Learn to be Thankful for What you Already Have, While you Pursue all that You Want

– Jim Rohn         

A month ago, I sat in the waiting room as Maxwell finished up his horse therapy session.  Gone are the days where his episodes of jerky, uncontrollable movements could be confused with a developing baby. Gone are the days when the movement disorder was easily disguised as a sudden chill.  I used to cringe as the small talk in the grocery store check-out line would lead to a stranger asking Maxwell “How old are you?” I knew Maxwell could not answer and wasn’t sure if I should answer for him or say he couldn’t speak.  After an awkward moment, the person would glance away and often the conversation would come to an abrupt stop.  I have fewer of those conversations now as Maxwell’s disability become more visible.

Perspective is a funny thing.

Sometimes we lose it.  Sometimes we gain it.  Often we go back and forth. 

As a rare disease mother, it can feel like you’re balancing on a tight rope, with two directions to fall.  One in which you would be swallowed up in grief, stress, and sadness, and the other where you purposefully seek out joy.  I wish I could say that I was a 100% joy-seeker, but that’s far from the truth.  Sometimes the winds just push too hard in the other direction.

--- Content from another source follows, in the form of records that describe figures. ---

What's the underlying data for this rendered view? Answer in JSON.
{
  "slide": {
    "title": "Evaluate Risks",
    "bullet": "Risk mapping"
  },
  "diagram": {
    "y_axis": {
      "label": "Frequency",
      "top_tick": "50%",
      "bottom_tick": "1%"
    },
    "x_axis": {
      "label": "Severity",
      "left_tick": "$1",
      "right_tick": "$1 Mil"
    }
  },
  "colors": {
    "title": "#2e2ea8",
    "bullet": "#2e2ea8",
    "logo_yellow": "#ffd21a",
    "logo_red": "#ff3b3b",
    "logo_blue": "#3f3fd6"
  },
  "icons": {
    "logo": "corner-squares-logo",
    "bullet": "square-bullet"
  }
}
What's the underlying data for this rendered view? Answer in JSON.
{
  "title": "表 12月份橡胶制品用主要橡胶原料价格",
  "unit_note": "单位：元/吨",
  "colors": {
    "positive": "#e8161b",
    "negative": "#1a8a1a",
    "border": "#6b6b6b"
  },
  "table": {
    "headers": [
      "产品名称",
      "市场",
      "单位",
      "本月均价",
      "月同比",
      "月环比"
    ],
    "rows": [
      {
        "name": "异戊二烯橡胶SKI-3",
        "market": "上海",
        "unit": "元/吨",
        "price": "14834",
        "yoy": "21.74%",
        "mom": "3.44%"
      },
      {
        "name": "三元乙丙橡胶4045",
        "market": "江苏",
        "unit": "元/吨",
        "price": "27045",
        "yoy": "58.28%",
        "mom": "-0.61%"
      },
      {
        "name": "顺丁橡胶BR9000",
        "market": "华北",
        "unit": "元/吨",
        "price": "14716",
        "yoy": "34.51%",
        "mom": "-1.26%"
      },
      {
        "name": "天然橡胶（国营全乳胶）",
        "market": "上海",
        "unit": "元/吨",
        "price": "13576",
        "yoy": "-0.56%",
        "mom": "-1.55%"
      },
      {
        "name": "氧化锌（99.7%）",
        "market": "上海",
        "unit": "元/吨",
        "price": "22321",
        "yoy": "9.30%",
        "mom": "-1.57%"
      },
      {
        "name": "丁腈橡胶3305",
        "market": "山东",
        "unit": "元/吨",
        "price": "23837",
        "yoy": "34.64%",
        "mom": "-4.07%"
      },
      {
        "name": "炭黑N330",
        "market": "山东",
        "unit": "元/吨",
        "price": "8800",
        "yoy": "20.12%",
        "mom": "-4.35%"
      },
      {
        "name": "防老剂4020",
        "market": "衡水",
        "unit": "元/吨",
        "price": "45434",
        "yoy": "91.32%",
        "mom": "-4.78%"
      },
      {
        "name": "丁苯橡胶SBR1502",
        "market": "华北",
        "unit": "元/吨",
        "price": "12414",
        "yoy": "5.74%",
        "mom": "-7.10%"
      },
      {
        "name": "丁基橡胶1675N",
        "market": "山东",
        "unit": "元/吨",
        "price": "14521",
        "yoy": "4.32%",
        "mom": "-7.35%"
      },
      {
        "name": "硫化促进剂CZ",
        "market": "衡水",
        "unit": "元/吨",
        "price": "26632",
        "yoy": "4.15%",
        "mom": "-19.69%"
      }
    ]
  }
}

COVID19 struck the world with a universal dose of reality.  Life has drastically changed for everyone.  Quarantine has been especially hard on medically complex children.  Our days are very structured around Maxwell’s needs.  Maxwell has 12 therapy sessions a week and our house is a revolving door of dedicated professionals.  These professionals have become family to us.  I work on SLC6A1 in the early morning, during nap and as late as I can stay up every single day.   All of our structure and therapy ceased for social distancing.  I try my best to step in as an occupational therapist, speech therapist, physical therapist, teacher, doctor, etc.  I can’t say I’m very successful.  The failure isn’t a lack of effort on my part but a lack of professional background.

The person that is suffering most is Maxwell.  He has not received any formal therapy in weeks now.  His developmental progress is stalled.  He needs constant practice to master even the most basic of skills.

COVID19 has impacted the speed at which science is moving for children suffering from SLC6A1.  I have maneuvered the organization as much as possible but scientists are restricted as to the number of people in a lab.  Academic labs have had to euthanize laboratory animals bred as models for diseases as they have had to reduce populations due to extended closure without staff in place to care for lab animals.  Important conferences have been cancelled as everyone is rightly focused on their family’s safety.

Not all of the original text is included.